Rubenstein concurs that adaptive radiation therapy is on the horizon. This dynamic planning scenario would take changes in the tumor bed into account, such as a patient who develops ascites during treatment who requires plan modification.

4. Multimodality IGRT

Joseph Motta, MD, FACS, director of urology, laparoscopic and minimally invasive urologic surgery at St. Vincent’s Hospital in Staten Island, N.Y., employs brachytherapy or radioactive seed implantation for patients who have failed radiation therapy for prostate cancer. They have used a GE LightSpeed VCT 64-slice CT, fluoroscopy, real-time x-ray imaging and transrectal ultrasound to fine-tune seed placement in a surgical implantation procedure. They use the Bard Palladium 103 and Iodine 125 seeds placed through a hollow needle, in conjunction with computer-generated image guidance via VariSeed software that renders ultrasound images in real time.

5. Critical accuracy in IGRT

Perhaps nowhere is image guidance more essential than when employed in radiosurgery. Using a CyberKnife Robotic Radiosurgery system that is used to treat tumors anywhere in the body with sub-millimeter accuracy, Gregory Gagnon, MD, CyberKnife program director and acting chairman of the department of radiation oncology at Georgetown University explains the system is a different approach to radiation therapy. Considered “non co-planar” the robotic arm has six joints, just like a human arm, so that it can be pointed at a target from any angle. This enables the system to generate up to 1,000 radiation beams delivered from any angle.

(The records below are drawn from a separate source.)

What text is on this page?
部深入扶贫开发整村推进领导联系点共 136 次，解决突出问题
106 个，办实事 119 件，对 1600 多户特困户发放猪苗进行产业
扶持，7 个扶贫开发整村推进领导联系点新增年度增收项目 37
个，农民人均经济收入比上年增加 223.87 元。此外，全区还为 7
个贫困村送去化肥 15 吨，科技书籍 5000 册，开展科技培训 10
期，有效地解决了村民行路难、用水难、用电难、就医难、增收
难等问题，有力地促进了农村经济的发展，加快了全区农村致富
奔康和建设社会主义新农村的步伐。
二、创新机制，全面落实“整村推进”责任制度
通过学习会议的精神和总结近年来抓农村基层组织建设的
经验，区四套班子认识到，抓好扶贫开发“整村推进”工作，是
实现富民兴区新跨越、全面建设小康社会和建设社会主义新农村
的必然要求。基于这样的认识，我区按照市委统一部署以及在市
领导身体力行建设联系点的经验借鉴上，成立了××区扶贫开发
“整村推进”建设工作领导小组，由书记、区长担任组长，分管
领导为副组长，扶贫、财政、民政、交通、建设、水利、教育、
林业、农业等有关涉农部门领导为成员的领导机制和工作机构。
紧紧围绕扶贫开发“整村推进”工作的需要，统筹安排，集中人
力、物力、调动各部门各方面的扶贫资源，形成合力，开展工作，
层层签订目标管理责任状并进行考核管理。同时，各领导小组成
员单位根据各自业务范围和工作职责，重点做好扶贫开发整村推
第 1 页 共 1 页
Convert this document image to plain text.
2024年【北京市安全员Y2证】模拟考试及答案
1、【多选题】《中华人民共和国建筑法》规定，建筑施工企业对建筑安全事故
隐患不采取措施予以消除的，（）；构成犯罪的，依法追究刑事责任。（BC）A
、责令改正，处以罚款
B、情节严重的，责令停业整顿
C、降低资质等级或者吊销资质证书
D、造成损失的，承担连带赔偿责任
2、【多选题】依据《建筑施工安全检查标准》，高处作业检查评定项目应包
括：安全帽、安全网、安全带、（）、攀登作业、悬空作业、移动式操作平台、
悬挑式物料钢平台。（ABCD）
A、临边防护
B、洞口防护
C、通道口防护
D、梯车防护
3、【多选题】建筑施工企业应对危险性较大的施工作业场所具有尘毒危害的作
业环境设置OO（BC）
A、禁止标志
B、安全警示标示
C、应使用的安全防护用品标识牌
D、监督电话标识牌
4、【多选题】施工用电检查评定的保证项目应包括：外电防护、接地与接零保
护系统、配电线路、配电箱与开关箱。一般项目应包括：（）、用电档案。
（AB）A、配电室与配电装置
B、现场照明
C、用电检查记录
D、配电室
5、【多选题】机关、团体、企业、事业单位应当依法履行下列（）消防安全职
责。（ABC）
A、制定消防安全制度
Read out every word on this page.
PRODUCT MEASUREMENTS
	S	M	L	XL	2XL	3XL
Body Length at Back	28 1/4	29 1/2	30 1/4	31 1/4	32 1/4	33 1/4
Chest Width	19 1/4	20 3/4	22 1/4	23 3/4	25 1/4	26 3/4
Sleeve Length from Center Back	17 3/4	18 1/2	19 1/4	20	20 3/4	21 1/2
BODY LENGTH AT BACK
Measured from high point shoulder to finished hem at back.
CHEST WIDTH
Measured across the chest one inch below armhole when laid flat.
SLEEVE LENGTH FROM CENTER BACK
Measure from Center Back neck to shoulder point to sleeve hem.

“The robot is very precise, and we’ve measured the pointing precision at 92 microns, which is the thickness of a human hair, or thereabouts,” says Gagnon. “It takes a 500-pound accelerator, and places the beam within the thickness of a human hair in precision over and over again, without a lot of scatter, so they aren’t ‘fuzzy’ on the edges.”

Not restricted to head and neck tumors anymore, and no longer requiring a stereotactic frame, they have used this system to treat tumors throughout the body, including lung tumors. About half of the tumors they treat are outside of the head.

While regular treatment might require six weeks of multiple fractions, with this system, they are capable of completing treatment within three days. “Since there are 1,000 beams, each one will carry 1000th of a dose, so you can give a high dose very quickly.” The amount of radiation to the skin would be comparable to that produced during a CT scan. “We can treat three or four different tumors in the same patient in the same day, and we rarely get any failures in the area we treat.”


Image guidance has become integral to the process of delivering radiation treatment. With the advent of IMRT and radiosurgery, its importance gained urgency. The use of daily high-resolution imaging at treatment time has gained significance in managing the demanding aspects of dose distribution.